主要结果和测量:主要结果测量指标是使用 10 点和 20 点评分(第一至第四)以及排名(第一至第四)的摘要等级。比较了聊天机器人 1、聊天机器人 2、初级住院医师和高级作者的摘要版本,并由盲审外科医生评审员以及两个聊天机器人模型进行判断。来自丹麦、英国和美国的 5 名学术主治外科医生,在外科组织、研究和摘要评估方面拥有丰富的经验,担任评审员。

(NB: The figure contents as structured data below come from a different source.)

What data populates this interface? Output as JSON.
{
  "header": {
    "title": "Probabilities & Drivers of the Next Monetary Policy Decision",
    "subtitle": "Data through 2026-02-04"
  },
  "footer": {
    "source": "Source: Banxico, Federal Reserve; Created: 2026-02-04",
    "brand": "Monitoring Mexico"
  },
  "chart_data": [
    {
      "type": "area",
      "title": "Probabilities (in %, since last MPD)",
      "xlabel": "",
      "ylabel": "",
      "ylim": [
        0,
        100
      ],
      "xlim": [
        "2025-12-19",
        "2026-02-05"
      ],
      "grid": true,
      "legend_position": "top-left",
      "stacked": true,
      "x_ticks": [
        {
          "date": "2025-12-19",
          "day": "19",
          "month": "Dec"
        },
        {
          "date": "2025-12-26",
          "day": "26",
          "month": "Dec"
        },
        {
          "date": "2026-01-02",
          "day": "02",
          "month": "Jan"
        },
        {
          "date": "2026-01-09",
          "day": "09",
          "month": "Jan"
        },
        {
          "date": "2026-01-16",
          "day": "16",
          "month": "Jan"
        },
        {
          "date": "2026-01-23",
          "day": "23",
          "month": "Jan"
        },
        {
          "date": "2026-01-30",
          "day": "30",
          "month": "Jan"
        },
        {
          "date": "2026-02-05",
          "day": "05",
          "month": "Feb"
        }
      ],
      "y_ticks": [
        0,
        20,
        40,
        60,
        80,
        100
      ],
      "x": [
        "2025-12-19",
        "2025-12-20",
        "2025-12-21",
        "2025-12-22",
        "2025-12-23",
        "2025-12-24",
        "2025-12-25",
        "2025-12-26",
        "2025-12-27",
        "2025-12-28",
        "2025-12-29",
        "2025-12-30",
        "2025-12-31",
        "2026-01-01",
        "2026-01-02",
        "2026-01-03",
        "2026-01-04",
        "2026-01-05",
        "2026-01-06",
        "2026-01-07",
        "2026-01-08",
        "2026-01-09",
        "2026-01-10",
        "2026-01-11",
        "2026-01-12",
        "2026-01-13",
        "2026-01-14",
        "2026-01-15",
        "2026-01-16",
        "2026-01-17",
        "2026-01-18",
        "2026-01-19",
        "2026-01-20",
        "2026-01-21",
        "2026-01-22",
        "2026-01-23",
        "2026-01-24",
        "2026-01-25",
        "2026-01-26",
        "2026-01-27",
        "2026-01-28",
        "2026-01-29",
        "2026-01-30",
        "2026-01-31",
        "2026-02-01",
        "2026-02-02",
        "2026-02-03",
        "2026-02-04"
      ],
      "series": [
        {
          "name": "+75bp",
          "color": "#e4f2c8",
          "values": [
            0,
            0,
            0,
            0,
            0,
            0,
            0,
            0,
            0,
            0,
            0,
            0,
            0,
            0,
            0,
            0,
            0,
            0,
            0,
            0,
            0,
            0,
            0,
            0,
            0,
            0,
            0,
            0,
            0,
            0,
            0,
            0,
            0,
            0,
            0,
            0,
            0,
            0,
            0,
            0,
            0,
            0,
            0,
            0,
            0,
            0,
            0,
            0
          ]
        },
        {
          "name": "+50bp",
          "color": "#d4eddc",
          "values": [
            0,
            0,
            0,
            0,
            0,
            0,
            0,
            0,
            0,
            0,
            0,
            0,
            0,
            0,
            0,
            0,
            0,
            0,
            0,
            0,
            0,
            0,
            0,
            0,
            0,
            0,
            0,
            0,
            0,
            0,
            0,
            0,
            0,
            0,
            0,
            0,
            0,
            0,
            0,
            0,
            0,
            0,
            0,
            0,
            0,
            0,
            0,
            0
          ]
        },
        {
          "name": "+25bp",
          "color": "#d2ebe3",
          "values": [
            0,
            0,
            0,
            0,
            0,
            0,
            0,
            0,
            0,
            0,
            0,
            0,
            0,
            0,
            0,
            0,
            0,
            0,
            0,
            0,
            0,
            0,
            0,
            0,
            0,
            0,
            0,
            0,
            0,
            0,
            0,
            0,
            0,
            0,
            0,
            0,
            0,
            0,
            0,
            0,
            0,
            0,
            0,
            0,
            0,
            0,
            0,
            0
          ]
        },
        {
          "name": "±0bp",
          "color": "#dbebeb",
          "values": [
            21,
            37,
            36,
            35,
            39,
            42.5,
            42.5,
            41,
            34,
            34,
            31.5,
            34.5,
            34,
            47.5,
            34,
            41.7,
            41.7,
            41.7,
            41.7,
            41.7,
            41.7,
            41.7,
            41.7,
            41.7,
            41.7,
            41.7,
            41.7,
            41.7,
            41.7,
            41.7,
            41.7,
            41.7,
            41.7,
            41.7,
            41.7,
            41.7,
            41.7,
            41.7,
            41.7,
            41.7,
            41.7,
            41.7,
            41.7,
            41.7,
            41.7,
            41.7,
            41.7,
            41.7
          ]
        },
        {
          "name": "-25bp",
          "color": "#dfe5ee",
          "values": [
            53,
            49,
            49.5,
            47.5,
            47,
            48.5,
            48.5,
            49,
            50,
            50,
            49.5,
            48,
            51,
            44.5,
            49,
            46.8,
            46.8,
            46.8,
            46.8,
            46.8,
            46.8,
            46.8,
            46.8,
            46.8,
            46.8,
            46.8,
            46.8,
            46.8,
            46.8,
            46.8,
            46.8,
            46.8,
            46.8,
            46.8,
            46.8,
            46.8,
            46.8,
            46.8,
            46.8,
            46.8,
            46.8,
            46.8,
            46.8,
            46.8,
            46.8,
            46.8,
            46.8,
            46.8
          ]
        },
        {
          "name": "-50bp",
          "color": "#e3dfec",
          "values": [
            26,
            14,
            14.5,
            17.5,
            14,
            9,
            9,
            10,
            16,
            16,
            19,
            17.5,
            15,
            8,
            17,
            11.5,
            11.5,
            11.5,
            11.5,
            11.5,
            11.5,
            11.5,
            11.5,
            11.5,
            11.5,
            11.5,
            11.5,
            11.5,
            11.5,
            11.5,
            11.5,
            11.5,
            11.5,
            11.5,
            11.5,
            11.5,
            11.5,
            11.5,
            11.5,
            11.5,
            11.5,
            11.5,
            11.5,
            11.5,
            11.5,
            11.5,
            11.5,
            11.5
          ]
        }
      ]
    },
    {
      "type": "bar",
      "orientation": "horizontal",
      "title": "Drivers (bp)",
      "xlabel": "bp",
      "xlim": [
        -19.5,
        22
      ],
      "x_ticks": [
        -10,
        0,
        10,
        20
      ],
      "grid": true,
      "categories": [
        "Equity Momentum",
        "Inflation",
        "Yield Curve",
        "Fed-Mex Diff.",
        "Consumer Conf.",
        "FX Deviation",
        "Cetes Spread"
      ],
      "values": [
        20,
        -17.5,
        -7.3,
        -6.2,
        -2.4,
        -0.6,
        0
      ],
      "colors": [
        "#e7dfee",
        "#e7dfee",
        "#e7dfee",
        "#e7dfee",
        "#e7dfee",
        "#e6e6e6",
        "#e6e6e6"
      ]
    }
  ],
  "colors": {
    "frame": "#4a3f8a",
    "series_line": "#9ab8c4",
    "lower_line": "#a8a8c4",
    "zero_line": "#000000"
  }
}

结果:外科医生评审员无法区分摘要版本。每位评审员至少有一次将 AI 生成的版本排名第一。摘要的中位数(IQR)10 分评分没有差异(住院医师,7.0[6.0-8.0];高级作者,7.0[6.0-8.0];聊天机器人 1,7.0[6.0-8.0];聊天机器人 2,7.0[6.0-8.0];P=0.61),20 分评分(住院医师,14.0[12.0-7.0];高级作者,15.0[13.0-17.0];聊天机器人 1,14.0[12.0-16.0];聊天机器人 2,14.0[13.0-16.0];P=0.50)或排名(住院医师,3.0[1.0-4.0];高级作者,2.0[1.0-4.0];聊天机器人 1,3.0[2.0-4.0];聊天机器人 2,2.0[1.0-3.0];P=0.14)。聊天机器人 1 给出的摘要等级与外科医生评审员的等级相当。然而,聊天机器人 2 的评分比外科医生评审员和聊天机器人 1 更有利。聊天机器人 2 评审员的中位数(IQR)评分高于所有 4 个摘要版本的外科医生评审员评分(住院医师,14.0[12.0-17.0] vs 16.9[16.0-17.5];P=0.02;高级作者,15.0[13.0-17.0] vs 17.0[16.5-18.0];P=0.03;聊天机器人 1,14.0[12.0-16.0] vs 17.8[17.5-18.5];P=0.002;聊天机器人 2,14.0[13.0-16.0] vs 16.8[14.5-18.0];P=0.04)。当比较这两个聊天机器人的评分时,聊天机器人 2 对摘要的中位数(IQR)评分高于聊天机器人 1(住院医师,14.0[13.0-15.0] vs 16.9[16.0-17.5];P=0.003;高级作者,13.5[13.0-15.5] vs 17.0[16.5-18.0];P=0.004;聊天机器人 1,14.5[13.0-15.0] vs 17.8[17.5-18.5];P=0.003;聊天机器人 2,14.0[13.0-15.0] vs 16.8[14.5-18.0];P=0.01)。
结论和相关性:在这项横断面研究中,经过训练的聊天机器人生成了令人信服的医学摘要,与住院医师或高级作者的草稿无法区分。聊天机器人 1 对摘要的评分与外科医生评审员相似,而聊天机器人 2 则较为宽松。这些发现可能有助于外科医生科学家在医学研究中成功实施 AI。